ECLI:NL:GHARN:2000:AA5810

Gerechtshof Arnhem

Datum uitspraak
14 februari 2000
Publicatiedatum
4 april 2013
Zaaknummer
98/02804
Instantie
Gerechtshof Arnhem
Type
Uitspraak
Procedures
  • Eerste aanleg - enkelvoudig
Vindplaatsen
  • Rechtspraak.nl
AI samenvatting door LexboostAutomatisch gegenereerd

Belastingaftrek voor disc-jockey kleding en de gevolgen van eerdere afspraken met de Belastingdienst

In deze zaak, behandeld door het Gerechtshof Arnhem op 14 februari 2000, gaat het om een geschil tussen een disc-jockey, aangeduid als belanghebbende, en de inspecteur van de Belastingdienst over de aftrekbaarheid van kosten voor speciaal aangeschafte kleding. De belanghebbende had in 1996 kleding aangeschaft, die hij 'macho-kleding' noemde, voor een bedrag van ongeveer ƒ 1.236. Deze kleding werd uitsluitend tijdens zijn optredens gedragen en niet in het dagelijks leven. De inspecteur weigerde de kosten als aftrekbaar te erkennen, omdat de kleding niet als werkkleding kon worden aangemerkt volgens de Wet op de inkomstenbelasting 1964.

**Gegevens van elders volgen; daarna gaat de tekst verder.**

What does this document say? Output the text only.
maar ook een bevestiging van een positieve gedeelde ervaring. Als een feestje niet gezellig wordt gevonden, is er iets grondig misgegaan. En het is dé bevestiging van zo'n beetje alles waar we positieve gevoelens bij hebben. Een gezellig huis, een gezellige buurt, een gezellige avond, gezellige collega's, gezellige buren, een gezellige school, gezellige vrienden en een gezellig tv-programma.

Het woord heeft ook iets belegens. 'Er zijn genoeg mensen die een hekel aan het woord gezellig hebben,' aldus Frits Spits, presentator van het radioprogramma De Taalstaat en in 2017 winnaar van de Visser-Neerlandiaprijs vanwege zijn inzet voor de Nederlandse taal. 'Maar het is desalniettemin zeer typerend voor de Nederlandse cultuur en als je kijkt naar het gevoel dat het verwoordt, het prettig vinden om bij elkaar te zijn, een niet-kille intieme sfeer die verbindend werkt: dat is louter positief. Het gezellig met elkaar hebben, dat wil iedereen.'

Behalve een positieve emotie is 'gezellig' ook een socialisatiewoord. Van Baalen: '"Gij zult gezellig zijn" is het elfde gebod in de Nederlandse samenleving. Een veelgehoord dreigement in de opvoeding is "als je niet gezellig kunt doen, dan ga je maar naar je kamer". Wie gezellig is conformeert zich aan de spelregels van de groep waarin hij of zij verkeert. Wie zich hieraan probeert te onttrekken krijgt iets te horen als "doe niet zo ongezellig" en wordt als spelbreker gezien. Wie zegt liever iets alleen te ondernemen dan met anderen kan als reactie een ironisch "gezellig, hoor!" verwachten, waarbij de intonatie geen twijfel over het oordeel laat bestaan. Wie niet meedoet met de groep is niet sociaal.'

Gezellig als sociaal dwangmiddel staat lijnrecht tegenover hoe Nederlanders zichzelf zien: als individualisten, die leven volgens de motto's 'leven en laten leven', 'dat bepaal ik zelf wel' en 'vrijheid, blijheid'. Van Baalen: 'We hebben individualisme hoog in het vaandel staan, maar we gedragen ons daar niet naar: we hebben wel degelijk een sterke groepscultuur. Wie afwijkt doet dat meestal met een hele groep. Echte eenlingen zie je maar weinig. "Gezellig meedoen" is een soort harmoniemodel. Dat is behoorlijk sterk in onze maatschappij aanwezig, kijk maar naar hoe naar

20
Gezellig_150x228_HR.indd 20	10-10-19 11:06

De belanghebbende voerde aan dat hij in het verleden een afspraak had gemaakt met de inspecteur, waarbij 75% van de kosten van vergelijkbare kleding als aftrekbaar werd erkend. De inspecteur stelde echter dat deze afspraak was opgeheven met de invoering van de Oort-wetgeving in 1990. De belanghebbende betwistte dit en stelde dat hij in de jaren 1990 tot en met 1995 de kosten steeds had afgetrokken en dat deze door de inspecteur waren aanvaard.

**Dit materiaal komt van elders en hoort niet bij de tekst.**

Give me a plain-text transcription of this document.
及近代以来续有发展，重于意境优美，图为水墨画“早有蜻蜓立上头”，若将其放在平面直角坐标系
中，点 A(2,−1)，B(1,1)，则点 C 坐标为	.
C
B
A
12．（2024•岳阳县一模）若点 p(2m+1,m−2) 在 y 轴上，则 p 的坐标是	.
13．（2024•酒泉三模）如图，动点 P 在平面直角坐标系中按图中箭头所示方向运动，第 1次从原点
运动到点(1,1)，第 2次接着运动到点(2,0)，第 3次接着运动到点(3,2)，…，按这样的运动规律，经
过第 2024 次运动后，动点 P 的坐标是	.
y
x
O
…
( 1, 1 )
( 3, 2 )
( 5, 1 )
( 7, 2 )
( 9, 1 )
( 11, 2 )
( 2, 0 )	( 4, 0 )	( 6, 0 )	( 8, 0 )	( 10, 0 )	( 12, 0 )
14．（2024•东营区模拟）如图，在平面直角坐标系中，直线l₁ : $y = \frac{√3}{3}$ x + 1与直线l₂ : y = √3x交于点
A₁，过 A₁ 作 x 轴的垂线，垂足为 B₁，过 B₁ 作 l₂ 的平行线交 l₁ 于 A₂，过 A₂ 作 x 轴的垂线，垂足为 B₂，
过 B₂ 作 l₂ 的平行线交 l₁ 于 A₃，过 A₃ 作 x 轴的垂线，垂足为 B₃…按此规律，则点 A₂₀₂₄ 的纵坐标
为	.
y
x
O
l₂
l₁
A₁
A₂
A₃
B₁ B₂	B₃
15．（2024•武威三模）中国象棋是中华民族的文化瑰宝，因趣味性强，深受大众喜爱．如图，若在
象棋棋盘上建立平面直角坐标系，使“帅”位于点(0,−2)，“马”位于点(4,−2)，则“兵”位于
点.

Het hof oordeelde dat de gang van zaken, waarbij de belanghebbende zijn kosten steeds had opgegeven zonder dat de inspecteur hiertegen had geprotesteerd, bij de belanghebbende de indruk had gewekt dat de inspecteur akkoord ging met de aftrek. Het hof concludeerde dat de inspecteur de aftrek had moeten beoordelen en dat de belanghebbende in redelijkheid mocht veronderstellen dat zijn aftrek geaccepteerd was. Het beroep van de belanghebbende werd gegrond verklaard, de aanslag werd verminderd tot een belastbaar inkomen van ƒ 44.498, en de inspecteur werd gelast het griffierecht te vergoeden.

Uitspraak

Gerechtshof Arnhem
achtste enkelvoudige belastingkamer
nummer 98/02804
Proces-verbaal mondelinge uitspraak
belanghebbende : X
te : Z
inspecteur : het hoofd van de eenheid Belastingdienst/ Particulieren P (hierna: de inspecteur)
beslissing : uitspraak op een bezwaarschrift
aanslag : inkomstenbelasting/premie volksverzekeringen 1996, aanslagnummer xx
mondelinge behandeling : met toestemming van beide partijen niet gehouden
gronden:
1. Belanghebbende geniet opbrengsten van in dienstbetrekking verrichte werkzaamheden als disc-jockey. In verband met het verrichten van die werkzaamheden heeft belanghebbende kleding, door hem "macho-kleding" genoemd, aangeschaft tot een bedrag van (afgerond) ƒ 1.236. Het betreft blouses, jasjes en broeken die door belanghebbende tijdens zijn optreden, maar niet daarbuiten, worden gedragen.
2. Belanghebbende maakt met hetgeen hij heeft aangevoerd niet aannemelijk dat de onderhavige kleding kan worden aangemerkt als werkkleding in de zin van artikel 36, lid 1, onderdeel f, van de Wet op de inkomstenbelasting 1964. Er is sprake van normale kleding die in het dagelijkse leven kan worden gedragen. Dat belanghebbende de onderhavige kleding, gelet op zijn leeftijd, in het dagelijkse leven niet zou dragen, doet daaraan niet af.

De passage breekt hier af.